Mary Barra, PDG de General Motors, avec Carlos Tavares, président du directoire de PSA et Karl-Thomas Neumann, directeur général d'Opel, ce lundi 6 mars au siège de PSA à Paris.

Mary Barra, PDG de General Motors, avec Carlos Tavares, président du directoire de PSA et Karl-Thomas Neumann, directeur général d'Opel, ce lundi 6 mars au siège de PSA à Paris. - Eric Fererberg - AFP

C'est fait, PSA et General Motors ont conclu ce lundi 6 mars la vente d’Opel au groupe français. Retour sur six mois de négociations entre Français, Allemands et Américains.

Peugeot Citroën met fin à 90 ans de cohabitation américano-allemande chez Opel. Le directeur général de PSA, Carlos Tavares, et Mary Barra, la directrice générale de General Motors, ont en effet conclu ce lundi 06 mars la vente d’Opel et des activités européennes de l’américain au français, pour la somme totale de 2,3 milliards d’euros.

"La vente des activités européennes représente une nouvelle étape importante dans le processus de transformation de notre entreprise", a conclu Mary Barra, lors de la conférence de presse conjointe des 2 constructeurs à Paris. Cette conférence de presse clôt surtout un round de négociations rondement mené entre les deux groupes. Nom de code de tout le processus: "Magritte", rapporte Les Echos.

Les racines d’un rachat nées en 2012

Les prémices de toute l’opération remontent en fait à 2012. PSA et General Motors viennent alors de signer le 29 février une alliance qui se veut mondiale, et sera en fait surtout européenne. Les deux groupes divorcent fin 2013, mais Opel et PSA produiront tout de même en commun 3 nouveaux véhicules. Des liens industriels et personnels sont alors noués des deux côtés du Rhin. L’idée d’une vente définitive d’Opel à PSA remonte elle au printemps dernier, selon le Wall Street Journal. Début 2016, enfin sortis de la crise, les bons résultats de General Motors ne souffrent que d’une seule ombre: ses activités européennes, et donc Opel-Vauxhall.

Les finances de l'allemand vont mieux, mais Opel perd toujours de l’argent. General Motors est lui un constructeur en pleine renaissance, centré sur l’Amérique, le développement de la voiture électrique et ses opérations en Chine. Depuis son arrivée à la tête du groupe américain en 2013, Mary Barra a contribué au redressement aussi bien financier que stratégique de GM. Son mot d’ordre: se concentrer sur ce qui rapporte de l’argent, préparer l’avenir et assainir au maximum les finances. Les discussions se nouent réellement au Mondial de l’Automobile en octobre, à Paris.

Après une vente avortée d’Opel au canadien Magna en 2009, en pleine crise, Mary Barra est cette fois bien décidée à conclure cette vente.
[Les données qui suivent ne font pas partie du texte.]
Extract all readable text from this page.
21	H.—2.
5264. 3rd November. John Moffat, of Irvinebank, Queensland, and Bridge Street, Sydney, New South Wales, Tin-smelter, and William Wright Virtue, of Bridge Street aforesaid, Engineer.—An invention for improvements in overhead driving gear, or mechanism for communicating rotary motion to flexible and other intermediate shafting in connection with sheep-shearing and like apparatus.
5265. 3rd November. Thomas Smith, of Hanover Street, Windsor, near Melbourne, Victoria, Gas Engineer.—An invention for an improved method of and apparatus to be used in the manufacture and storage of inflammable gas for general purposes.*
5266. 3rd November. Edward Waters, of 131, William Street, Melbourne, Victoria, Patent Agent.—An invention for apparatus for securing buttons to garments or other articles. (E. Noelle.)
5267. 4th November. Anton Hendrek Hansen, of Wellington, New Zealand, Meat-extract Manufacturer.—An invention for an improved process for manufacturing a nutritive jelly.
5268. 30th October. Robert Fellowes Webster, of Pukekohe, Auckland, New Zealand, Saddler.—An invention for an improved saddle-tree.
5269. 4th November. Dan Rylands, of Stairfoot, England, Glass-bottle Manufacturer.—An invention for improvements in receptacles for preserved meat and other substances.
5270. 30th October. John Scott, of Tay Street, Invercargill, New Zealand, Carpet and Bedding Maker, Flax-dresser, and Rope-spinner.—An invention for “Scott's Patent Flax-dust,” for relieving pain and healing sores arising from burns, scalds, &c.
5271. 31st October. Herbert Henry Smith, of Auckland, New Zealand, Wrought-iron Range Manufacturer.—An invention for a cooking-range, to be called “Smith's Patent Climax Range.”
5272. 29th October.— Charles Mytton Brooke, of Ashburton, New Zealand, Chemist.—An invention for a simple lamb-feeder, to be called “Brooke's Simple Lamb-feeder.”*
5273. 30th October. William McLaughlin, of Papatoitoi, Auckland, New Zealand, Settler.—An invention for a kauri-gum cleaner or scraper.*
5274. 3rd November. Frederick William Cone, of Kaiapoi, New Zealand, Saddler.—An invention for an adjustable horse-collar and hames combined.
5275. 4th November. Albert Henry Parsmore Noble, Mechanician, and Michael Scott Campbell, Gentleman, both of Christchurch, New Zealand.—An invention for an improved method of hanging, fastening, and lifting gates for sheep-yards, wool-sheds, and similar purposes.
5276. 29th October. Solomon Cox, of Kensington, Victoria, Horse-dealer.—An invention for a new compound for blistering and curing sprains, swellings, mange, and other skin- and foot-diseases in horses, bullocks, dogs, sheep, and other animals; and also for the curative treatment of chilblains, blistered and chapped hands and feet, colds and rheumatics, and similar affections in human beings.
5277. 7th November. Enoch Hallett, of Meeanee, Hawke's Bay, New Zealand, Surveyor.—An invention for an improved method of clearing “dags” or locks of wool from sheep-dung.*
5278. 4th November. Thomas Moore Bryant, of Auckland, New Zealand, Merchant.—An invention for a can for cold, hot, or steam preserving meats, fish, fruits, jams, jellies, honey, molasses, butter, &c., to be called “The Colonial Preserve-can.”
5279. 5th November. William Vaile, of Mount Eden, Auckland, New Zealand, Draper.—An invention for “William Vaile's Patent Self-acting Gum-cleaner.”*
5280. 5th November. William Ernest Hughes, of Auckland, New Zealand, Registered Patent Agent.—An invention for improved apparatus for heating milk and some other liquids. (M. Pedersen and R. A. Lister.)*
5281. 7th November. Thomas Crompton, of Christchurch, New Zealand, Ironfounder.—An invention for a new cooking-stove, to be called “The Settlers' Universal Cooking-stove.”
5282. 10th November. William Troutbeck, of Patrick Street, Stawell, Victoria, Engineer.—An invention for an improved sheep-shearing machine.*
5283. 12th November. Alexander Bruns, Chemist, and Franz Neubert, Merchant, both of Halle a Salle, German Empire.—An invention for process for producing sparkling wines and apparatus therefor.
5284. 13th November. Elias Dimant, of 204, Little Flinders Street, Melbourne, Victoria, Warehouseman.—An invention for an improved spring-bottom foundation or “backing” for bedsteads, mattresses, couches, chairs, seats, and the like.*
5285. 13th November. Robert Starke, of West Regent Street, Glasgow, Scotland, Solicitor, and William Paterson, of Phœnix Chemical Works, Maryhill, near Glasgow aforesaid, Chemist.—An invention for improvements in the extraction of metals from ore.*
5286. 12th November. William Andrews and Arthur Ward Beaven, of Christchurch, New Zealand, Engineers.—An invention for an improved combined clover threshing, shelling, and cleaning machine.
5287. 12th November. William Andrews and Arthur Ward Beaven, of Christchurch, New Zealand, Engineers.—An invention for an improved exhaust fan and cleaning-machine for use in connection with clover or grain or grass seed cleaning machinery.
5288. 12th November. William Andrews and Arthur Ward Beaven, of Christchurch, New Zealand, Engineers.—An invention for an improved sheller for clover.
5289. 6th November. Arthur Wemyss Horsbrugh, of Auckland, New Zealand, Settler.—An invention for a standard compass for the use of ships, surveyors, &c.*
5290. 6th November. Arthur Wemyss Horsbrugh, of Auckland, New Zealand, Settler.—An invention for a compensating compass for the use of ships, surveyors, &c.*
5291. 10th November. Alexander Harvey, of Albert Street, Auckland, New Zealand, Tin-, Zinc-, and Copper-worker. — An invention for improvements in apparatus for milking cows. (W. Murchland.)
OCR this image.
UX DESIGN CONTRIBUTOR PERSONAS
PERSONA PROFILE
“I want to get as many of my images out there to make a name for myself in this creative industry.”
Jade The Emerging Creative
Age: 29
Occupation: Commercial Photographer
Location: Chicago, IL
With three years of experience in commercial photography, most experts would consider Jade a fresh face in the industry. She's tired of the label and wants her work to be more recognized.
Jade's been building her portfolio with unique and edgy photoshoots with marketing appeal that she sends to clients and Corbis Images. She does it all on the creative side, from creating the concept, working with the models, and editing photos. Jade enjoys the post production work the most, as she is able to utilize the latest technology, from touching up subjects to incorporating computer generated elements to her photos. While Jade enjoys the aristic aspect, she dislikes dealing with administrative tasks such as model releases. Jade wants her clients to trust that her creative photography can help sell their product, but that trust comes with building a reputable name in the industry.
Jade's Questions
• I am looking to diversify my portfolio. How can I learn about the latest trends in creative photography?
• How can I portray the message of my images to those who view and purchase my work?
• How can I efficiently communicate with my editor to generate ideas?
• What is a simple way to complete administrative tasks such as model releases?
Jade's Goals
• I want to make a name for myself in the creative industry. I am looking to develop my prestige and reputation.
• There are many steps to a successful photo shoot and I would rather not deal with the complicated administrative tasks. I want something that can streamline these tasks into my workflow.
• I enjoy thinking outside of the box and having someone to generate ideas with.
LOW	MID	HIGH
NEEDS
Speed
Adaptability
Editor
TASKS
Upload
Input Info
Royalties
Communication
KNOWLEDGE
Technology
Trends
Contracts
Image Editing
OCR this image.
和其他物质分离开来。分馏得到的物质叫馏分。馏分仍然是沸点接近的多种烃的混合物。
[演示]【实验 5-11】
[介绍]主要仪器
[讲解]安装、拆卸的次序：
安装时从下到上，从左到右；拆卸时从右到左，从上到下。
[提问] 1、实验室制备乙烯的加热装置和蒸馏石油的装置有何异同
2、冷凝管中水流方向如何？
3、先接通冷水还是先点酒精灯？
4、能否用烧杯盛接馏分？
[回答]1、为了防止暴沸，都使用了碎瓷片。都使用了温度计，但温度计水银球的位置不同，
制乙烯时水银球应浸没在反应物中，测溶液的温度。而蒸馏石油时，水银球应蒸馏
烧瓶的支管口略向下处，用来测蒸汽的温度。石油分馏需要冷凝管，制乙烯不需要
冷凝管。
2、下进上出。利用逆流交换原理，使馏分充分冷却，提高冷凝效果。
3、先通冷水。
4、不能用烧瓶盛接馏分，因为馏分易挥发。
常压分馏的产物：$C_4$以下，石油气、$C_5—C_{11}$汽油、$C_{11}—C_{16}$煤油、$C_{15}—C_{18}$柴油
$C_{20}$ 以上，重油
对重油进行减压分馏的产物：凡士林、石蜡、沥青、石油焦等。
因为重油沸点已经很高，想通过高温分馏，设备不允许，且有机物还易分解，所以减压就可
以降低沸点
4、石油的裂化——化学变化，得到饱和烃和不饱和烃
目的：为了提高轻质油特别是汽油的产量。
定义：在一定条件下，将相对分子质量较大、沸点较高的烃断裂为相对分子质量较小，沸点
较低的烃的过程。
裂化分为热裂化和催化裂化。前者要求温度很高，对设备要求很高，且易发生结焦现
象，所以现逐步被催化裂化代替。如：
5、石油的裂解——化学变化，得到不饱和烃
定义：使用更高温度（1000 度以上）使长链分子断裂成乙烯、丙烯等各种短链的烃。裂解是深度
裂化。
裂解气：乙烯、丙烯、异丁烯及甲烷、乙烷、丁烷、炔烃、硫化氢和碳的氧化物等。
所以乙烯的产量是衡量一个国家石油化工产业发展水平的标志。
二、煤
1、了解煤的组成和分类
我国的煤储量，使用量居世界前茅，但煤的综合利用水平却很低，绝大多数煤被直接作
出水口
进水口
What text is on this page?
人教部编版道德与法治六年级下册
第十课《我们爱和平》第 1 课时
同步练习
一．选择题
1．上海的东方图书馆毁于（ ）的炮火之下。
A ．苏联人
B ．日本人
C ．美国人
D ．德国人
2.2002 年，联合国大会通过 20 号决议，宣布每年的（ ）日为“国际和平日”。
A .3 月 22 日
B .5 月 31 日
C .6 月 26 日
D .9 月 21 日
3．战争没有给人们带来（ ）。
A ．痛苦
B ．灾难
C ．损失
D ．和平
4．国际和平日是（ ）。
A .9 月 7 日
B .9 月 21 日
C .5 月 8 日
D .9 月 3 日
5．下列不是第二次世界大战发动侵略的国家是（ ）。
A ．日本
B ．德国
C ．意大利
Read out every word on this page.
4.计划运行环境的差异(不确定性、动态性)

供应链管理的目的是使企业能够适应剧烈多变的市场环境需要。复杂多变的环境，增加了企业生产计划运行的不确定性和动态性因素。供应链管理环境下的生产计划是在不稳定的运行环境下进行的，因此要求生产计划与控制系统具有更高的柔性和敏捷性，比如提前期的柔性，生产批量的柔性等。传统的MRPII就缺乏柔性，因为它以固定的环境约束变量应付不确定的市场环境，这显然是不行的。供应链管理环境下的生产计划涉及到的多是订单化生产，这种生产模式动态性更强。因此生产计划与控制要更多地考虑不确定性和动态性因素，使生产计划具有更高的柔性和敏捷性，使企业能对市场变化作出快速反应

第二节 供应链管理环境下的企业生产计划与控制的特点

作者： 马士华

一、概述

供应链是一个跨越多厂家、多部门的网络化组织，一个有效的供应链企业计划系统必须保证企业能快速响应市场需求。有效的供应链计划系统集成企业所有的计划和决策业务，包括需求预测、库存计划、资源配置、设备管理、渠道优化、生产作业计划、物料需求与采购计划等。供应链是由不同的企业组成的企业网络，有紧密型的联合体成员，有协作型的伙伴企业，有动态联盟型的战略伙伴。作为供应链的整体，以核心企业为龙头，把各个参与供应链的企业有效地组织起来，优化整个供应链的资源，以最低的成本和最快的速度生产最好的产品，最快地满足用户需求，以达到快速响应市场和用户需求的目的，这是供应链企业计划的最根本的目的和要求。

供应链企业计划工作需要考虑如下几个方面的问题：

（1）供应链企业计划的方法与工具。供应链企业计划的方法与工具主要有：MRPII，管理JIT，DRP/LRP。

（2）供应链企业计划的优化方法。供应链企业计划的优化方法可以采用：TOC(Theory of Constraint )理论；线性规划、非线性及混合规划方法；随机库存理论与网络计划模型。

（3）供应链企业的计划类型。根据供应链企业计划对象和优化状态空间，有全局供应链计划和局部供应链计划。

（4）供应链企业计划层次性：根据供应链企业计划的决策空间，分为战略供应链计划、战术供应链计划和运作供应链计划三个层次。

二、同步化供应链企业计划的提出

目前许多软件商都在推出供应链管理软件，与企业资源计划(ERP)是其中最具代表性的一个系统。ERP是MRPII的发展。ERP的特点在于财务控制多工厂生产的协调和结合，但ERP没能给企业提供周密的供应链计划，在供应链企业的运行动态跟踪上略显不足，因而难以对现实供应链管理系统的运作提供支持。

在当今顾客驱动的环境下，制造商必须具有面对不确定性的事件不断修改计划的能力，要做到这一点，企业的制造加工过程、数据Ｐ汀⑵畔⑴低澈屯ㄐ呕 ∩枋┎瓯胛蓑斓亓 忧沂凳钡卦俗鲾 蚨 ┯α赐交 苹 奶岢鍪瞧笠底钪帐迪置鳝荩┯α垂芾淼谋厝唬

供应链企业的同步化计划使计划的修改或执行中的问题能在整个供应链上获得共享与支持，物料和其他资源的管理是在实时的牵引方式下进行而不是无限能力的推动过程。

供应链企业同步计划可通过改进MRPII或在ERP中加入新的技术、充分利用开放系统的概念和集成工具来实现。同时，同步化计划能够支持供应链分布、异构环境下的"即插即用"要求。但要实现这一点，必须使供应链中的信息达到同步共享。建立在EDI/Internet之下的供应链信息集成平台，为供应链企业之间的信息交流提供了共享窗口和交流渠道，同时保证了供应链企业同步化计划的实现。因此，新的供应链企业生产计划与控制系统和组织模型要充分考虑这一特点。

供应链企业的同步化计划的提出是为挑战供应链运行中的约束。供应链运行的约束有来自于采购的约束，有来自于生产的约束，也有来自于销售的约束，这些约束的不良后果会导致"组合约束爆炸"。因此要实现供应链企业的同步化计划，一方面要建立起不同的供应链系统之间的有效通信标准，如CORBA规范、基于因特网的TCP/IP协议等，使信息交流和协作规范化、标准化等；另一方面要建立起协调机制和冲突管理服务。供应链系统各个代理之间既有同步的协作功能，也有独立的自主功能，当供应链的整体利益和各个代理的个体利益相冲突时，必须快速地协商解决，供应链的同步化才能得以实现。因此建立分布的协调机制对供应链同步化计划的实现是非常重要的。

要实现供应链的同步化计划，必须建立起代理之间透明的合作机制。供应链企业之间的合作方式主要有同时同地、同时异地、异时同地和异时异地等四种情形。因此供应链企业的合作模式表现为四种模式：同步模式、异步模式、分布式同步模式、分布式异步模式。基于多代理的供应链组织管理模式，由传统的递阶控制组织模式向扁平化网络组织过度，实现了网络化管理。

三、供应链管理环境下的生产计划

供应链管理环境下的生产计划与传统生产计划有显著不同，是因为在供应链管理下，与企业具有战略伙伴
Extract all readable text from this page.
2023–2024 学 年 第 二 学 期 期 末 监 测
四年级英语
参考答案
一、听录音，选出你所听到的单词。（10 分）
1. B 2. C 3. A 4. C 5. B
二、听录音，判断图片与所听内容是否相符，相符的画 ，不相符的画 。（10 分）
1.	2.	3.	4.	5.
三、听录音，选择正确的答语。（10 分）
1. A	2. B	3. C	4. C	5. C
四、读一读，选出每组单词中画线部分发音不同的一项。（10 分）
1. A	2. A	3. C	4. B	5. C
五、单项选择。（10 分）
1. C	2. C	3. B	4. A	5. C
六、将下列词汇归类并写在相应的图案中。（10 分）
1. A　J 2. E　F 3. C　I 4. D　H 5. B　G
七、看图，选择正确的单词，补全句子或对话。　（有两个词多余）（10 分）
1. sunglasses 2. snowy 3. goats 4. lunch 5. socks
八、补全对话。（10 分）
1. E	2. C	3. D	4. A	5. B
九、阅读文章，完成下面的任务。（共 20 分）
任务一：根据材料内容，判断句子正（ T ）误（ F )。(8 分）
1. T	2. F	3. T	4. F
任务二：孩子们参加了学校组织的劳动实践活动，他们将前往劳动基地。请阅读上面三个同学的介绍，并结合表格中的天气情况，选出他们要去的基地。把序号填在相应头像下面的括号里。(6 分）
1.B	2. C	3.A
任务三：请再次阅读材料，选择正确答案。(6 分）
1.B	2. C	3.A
D’autant que les relations entre les équipes d’ingénieurs Opel et PSA se passent très bien. Le Crossland X, 1er modèle Opel sur base PSA, sortira cette année, tandis que l'usine de Sochaux (Doubs) a lancé en février la production des modèles de série du Grandland X, le grand SUV d'Opel produit sur base PSA. Des liens solides sont donc noués.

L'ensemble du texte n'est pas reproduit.